Risk is a central concept in genetic counseling. By risk we mean the probability that a particular event will happen. Probability is conventionally measured with a number ranging from zero to 1. A probability (P) of zero means never, and a probability of 1 means always. For two or more mutually exclusive possible outcomes, the individual probabilities sum to 1.0 (or 100%). Thus, someone who is a heterozygote for a particular rearrangement might, in any given pregnancy, have a probability of 0.1 (10%) of having an abnormal child and a probability of 0.9 (90%) of having a normal child. We may speak in terms of risks of recurrence or of occurrence: the probability that an event will happen again, or that it will happen for the first time. Risk can also be presented as odds: the ratio of two mutually exclusive probabilities. The odds for the preceding hypothetical heterozygote would be 9:1 in favor of a normal child.
The word risk has two important meanings in the English language. First, there is the scientific sense of probability that we already discussed. Second, as most people use the word, it conveys a sense of exposure to danger. Our hypothetical heterozygote runs the risk that an unfortunate outcome may occur (an abnormal child, or an abnormal result at prenatal diagnosis). In the genetic counseling clinic these meanings of risk coalesce in some ways, to which the counselor needs to be sensitive. We might instead use such everyday words as chance or likelihood, which have no negative connotation, to refer to the fortunate outcome of normality. The words fortunate and unfortunate are also chosen deliberately: the wanted or the unwanted event will occur entirely by chance, analogous to tossing a coin, throwing a dice, or being dealt a card.
Different Types of Risk Figure
Geneticists arrive at risk figures in a number of ways (Harper, 1998), two of which have particular application to cytogenetics.
1. Mendelian risks. If a clear model of inheritance is known, risk figures derived by reference to that theory may be used. In practice, only Mendel's law of segregation is applied in this context. When a pair of homologous chromosomes segregate at meiosis, it is a random matter which chromosome enters the gamete that will produce the conceptus. Each has an equal chance—a probability of 0.5. As an example, the X chromosomes in the fragile X heterozygote, the normal X and the fragile X, display 1:1 segregation. This is assumed to be a true risk, not an estimate: it is 0.5 exactly.

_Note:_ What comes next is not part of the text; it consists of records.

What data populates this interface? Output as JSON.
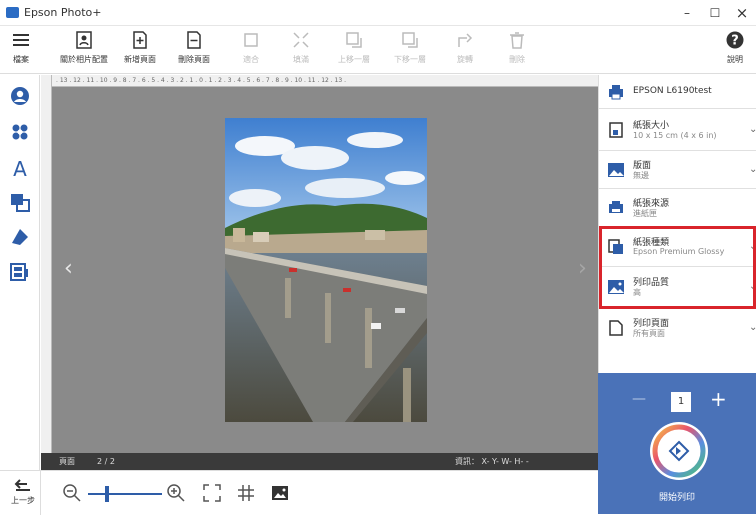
{
  "window": {
    "title": "Epson Photo+",
    "minimize": "–",
    "maximize": "☐",
    "close": "×"
  },
  "toolbar": {
    "menu_label": "檔案",
    "layout_label": "關於相片配置",
    "add_page_label": "新增頁面",
    "delete_page_label": "刪除頁面",
    "disabled_labels": [
      "適合",
      "填滿",
      "上移一層",
      "下移一層",
      "旋轉",
      "刪除"
    ],
    "help_label": "說明"
  },
  "ruler": {
    "ticks": ". 13 . 12 . 11 . 10 . 9 . 8 . 7 . 6 . 5 . 4 . 3 . 2 . 1 . 0 . 1 . 2 . 3 . 4 . 5 . 6 . 7 . 8 . 9 . 10 . 11 . 12 . 13 ."
  },
  "statusbar": {
    "page_label": "頁面",
    "page_value": "2 / 2",
    "info": "資訊： X- Y- W- H- -"
  },
  "bottombar": {
    "undo_label": "上一步",
    "zoom_level": 0.25
  },
  "printer": {
    "name": "EPSON L6190test",
    "items": [
      {
        "label": "紙張大小",
        "value": "10 x 15 cm (4 x 6 in)"
      },
      {
        "label": "版面",
        "value": "無邊"
      },
      {
        "label": "紙張來源",
        "value": "進紙匣"
      },
      {
        "label": "紙張種類",
        "value": "Epson Premium Glossy"
      },
      {
        "label": "列印品質",
        "value": "高"
      },
      {
        "label": "列印頁面",
        "value": "所有頁面"
      }
    ],
    "copies": "1",
    "minus": "—",
    "plus": "+",
    "print_label": "開始列印"
  },
  "colors": {
    "accent_blue": "#4a72b8",
    "highlight_red": "#d9242b"
  }
}
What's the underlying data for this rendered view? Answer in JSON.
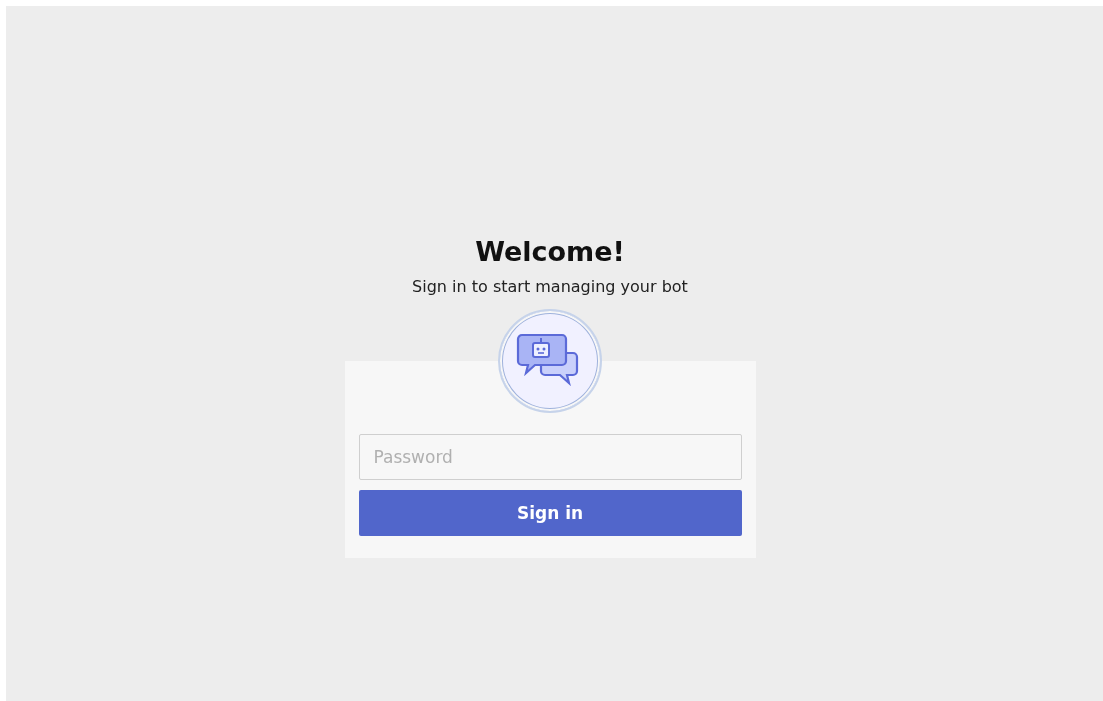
{
  "title": "Welcome!",
  "subtitle": "Sign in to start managing your bot",
  "password": {
    "placeholder": "Password"
  },
  "button": "Sign in"
}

2. Empiric risks. In the great majority of chromosomal situations, no clear theory exists from which the risk can be derived, and one must observe what has happened previously in (as far as one can judge) the same situation in other families, and make an extrapolation to the family in question. Empiric risks thus appeal to experience, and they only estimate the intrinsic, true, probability. The data may be available in the literature record, or in specific databases; or, the counselor may need to derive a “private estimate” from an analysis of the client's family. The risk estimate has a greater or lesser degree of precision, depending on how much data have been accumulated upon which the estimate is based.

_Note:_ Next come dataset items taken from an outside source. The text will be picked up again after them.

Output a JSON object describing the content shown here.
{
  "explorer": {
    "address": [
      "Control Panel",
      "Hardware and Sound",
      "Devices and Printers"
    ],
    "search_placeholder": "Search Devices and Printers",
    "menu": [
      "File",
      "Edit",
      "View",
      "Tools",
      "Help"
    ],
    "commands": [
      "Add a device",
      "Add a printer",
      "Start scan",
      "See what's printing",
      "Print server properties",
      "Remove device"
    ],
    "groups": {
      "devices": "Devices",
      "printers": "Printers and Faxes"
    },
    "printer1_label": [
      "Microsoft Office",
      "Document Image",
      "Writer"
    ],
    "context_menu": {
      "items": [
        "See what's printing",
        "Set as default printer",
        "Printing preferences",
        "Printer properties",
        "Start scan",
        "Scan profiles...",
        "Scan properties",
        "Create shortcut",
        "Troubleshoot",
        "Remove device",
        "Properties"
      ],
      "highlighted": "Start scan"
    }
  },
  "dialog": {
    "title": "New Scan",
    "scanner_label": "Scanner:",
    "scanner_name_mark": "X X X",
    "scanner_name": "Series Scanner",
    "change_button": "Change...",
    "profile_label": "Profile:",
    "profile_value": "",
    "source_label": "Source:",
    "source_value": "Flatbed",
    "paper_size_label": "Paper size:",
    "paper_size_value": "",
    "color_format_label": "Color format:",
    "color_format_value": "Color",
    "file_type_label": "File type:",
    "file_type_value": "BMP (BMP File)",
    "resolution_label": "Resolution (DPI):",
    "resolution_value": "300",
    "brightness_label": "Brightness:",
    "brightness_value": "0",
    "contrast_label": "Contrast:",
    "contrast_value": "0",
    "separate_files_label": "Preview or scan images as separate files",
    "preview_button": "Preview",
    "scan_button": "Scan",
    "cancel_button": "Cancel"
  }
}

Consider, for example, the common situation of a young couple having had a child with Down syndrome. Nothing is known about nondisjunction that could provide a theoretical model on which to base a recurrence risk figure. We therefore use information obtained from surveying large numbers of other such families. It may be observed, for example, that in these families about 1 pregnancy in 100, subsequent to the index case of Down syndrome, produced another child with Down syndrome. Formally expressed, this is a segregation analysis. From this rate of 1/100 we can derive a risk figure of 1%, which we then have as the basis for advising patients. (Actually, it is not quite as straightforward as this in Down syndrome; see Chapter 16). Likewise for the circumstance of the parent heterozygous for a chromosomal rearrangement, the counselor can consult data that have been accumulated by workers in the field, foremost among whom, with respect to reciprocal translocations, are Stengel-Rutkowski et al. (1988) and Cohen et al. (1992, 1994). Since almost all reciprocal translocations are unique to one family, it is not necessarily simple to estimate a figure for a family with a “new” translocation, but an attempt can be made (see Chapter 4). For the Robertsonian translocations, by contrast, each type of which can generally be regarded as the same between families, extrapolation of risk figures from historical data to a current family is usually valid.

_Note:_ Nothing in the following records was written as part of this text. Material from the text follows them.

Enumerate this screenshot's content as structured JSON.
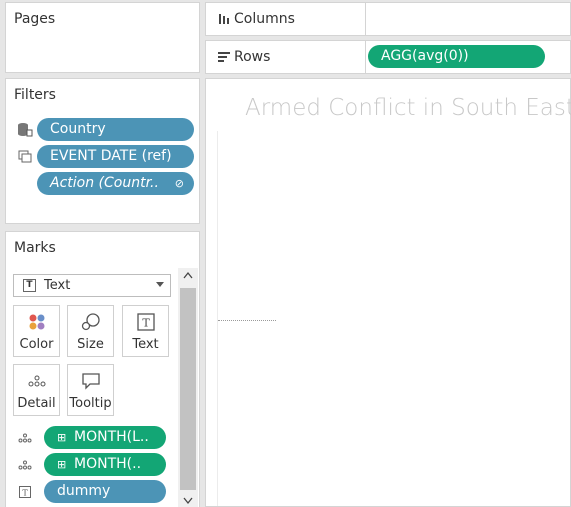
{
  "pages": {
    "title": "Pages"
  },
  "filters": {
    "title": "Filters",
    "items": [
      {
        "label": "Country",
        "icon": "database-icon"
      },
      {
        "label": "EVENT DATE (ref)",
        "icon": "copy-icon"
      },
      {
        "label": "Action (Countr..",
        "icon": "link-icon"
      }
    ]
  },
  "marks": {
    "title": "Marks",
    "mark_type": {
      "label": "Text",
      "icon": "text-box-icon"
    },
    "buttons": [
      {
        "label": "Color",
        "icon": "color-dots-icon"
      },
      {
        "label": "Size",
        "icon": "size-circles-icon"
      },
      {
        "label": "Text",
        "icon": "text-box-icon"
      },
      {
        "label": "Detail",
        "icon": "detail-dots-icon"
      },
      {
        "label": "Tooltip",
        "icon": "speech-bubble-icon"
      }
    ],
    "fields": [
      {
        "label": "MONTH(L..",
        "kind": "detail",
        "color": "green"
      },
      {
        "label": "MONTH(..",
        "kind": "detail",
        "color": "green"
      },
      {
        "label": "dummy",
        "kind": "text",
        "color": "blue"
      }
    ]
  },
  "shelves": {
    "columns": {
      "label": "Columns",
      "icon": "columns-icon"
    },
    "rows": {
      "label": "Rows",
      "icon": "rows-icon",
      "pill": "AGG(avg(0))"
    }
  },
  "view": {
    "title": "Armed Conflict in South East"
  },
  "colors": {
    "green_pill": "#13a675",
    "blue_pill": "#4c94b6"
  }
}
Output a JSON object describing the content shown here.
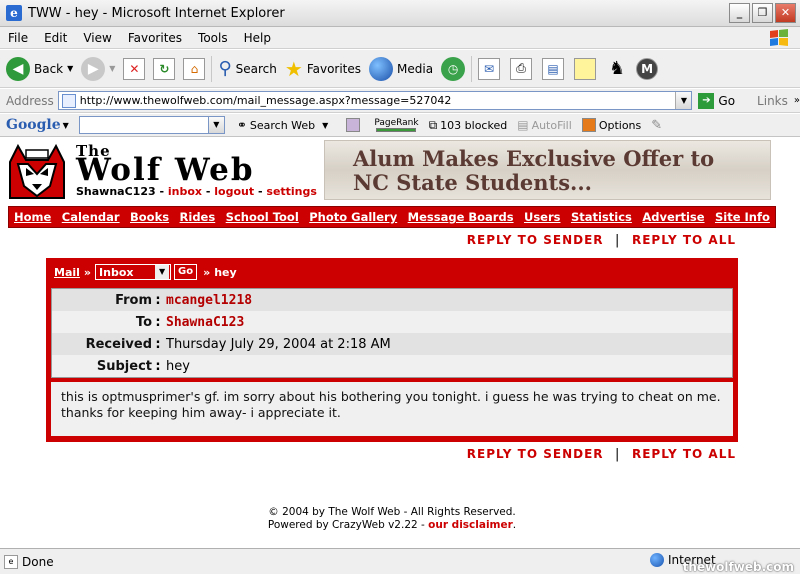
{
  "window": {
    "title": "TWW - hey - Microsoft Internet Explorer",
    "buttons": [
      "_",
      "❐",
      "✕"
    ]
  },
  "menu": [
    "File",
    "Edit",
    "View",
    "Favorites",
    "Tools",
    "Help"
  ],
  "toolbar": {
    "back": "Back",
    "search": "Search",
    "favorites": "Favorites",
    "media": "Media"
  },
  "address": {
    "label": "Address",
    "url": "http://www.thewolfweb.com/mail_message.aspx?message=527042",
    "go": "Go",
    "links": "Links"
  },
  "google_bar": {
    "logo": "Google",
    "search_web": "Search Web",
    "pagerank": "PageRank",
    "blocked": "103 blocked",
    "autofill": "AutoFill",
    "options": "Options"
  },
  "site": {
    "the": "The",
    "name": "Wolf Web",
    "username": "ShawnaC123",
    "links": {
      "inbox": "inbox",
      "logout": "logout",
      "settings": "settings"
    },
    "banner": {
      "line1": "Alum Makes Exclusive Offer to",
      "line2": "NC State Students..."
    }
  },
  "nav": [
    "Home",
    "Calendar",
    "Books",
    "Rides",
    "School Tool",
    "Photo Gallery",
    "Message Boards",
    "Users",
    "Statistics",
    "Advertise",
    "Site Info"
  ],
  "actions": {
    "reply_sender": "Reply To Sender",
    "reply_all": "Reply To All",
    "separator": "|"
  },
  "mail": {
    "breadcrumb_mail": "Mail",
    "folder": "Inbox",
    "go": "Go",
    "subject_crumb": "hey",
    "fields": {
      "from_label": "From",
      "from": "mcangel1218",
      "to_label": "To",
      "to": "ShawnaC123",
      "received_label": "Received",
      "received": "Thursday July 29, 2004 at 2:18 AM",
      "subject_label": "Subject",
      "subject": "hey"
    },
    "body": "this is optmusprimer's gf. im sorry about his bothering you tonight. i guess he was trying to cheat on me. thanks for keeping him away- i appreciate it."
  },
  "footer": {
    "line1": "© 2004 by The Wolf Web - All Rights Reserved.",
    "line2": "Powered by CrazyWeb v2.22 - ",
    "disclaimer": "our disclaimer"
  },
  "status": {
    "done": "Done",
    "zone": "Internet",
    "watermark": "thewolfweb.com"
  },
  "colors": {
    "brand_red": "#cc0000",
    "link_red": "#b40000"
  }
}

Hook and Cross (1982) note the importance of distinguishing between the rate (which may be thought of as past tense) and the risk (which is future tense). They emphasize that, while geneticists routinely extrapolate from rates in one population at one point in time and may use these figures as risk estimates in another population and certainly at a later point in time, they should be on their guard for any evidence that a condition varies with time, geography, or ethnicity. So far, in fact, there is little indication that any such variation exists for at least the latter two factors (p. 366).
Doing a Segregation Analysis
Segregation analysis is essentially a simple exercise. A farmer who surveys a flock of newborn lambs and notes that 3 are black and 97 are white has done a segregation analysis. In human cytogenetic segregation analysis, the exercise involves looking at a (preferably large) number of offspring of a particular category of parent: parents who carry some particular chromosome rearrangement, or those who have had a child with a chromosomal abnormality, they themselves being karyotypically normal. The proportion of these parents' children who are abnormal is noted, and this datum serves as the point estimate of the recurrence risk.
Although segregation analysis is simple in principle, there are potential pitfalls in its application, the most important of which is ascertainment bias. We will deal with this problem here only briefly. It is important that the counselor know of ascertainment bias and recognize whether or not it has been accounted for in the published works they consult. But it is not necessary to understand the complex and sophisticated mechanics of segregation analysis in detail. The reader wishing fuller instruction is referred to Murphy and Chase (1975), Emery (1986), and Stene and Stengel-Rutkowski (1988). The classic example of ascertainment bias is that of the analysis of the sex ratio in sibships of military recruits in the First World War. Adding up the numbers of brothers and sisters, there was a marked excess of males. But of course (in 1914–18) the recruit himself had to be male. Once he was excluded from the total in each sibship, the overall sex ratio was normal. Likewise, in a cytogenetic segregation analysis, the individual whose abnormality brought the family to attention—the proband—is excluded from the calculation. That person had to be abnormal. Furthermore, that individual's carrier parent, grandparent, and so on in a direct vertical line had to be (almost always) phenotypically normal to have been a parent. They must also be excluded from an analysis of their own sibship, if that generation is available for study. Other sibships may be included in full.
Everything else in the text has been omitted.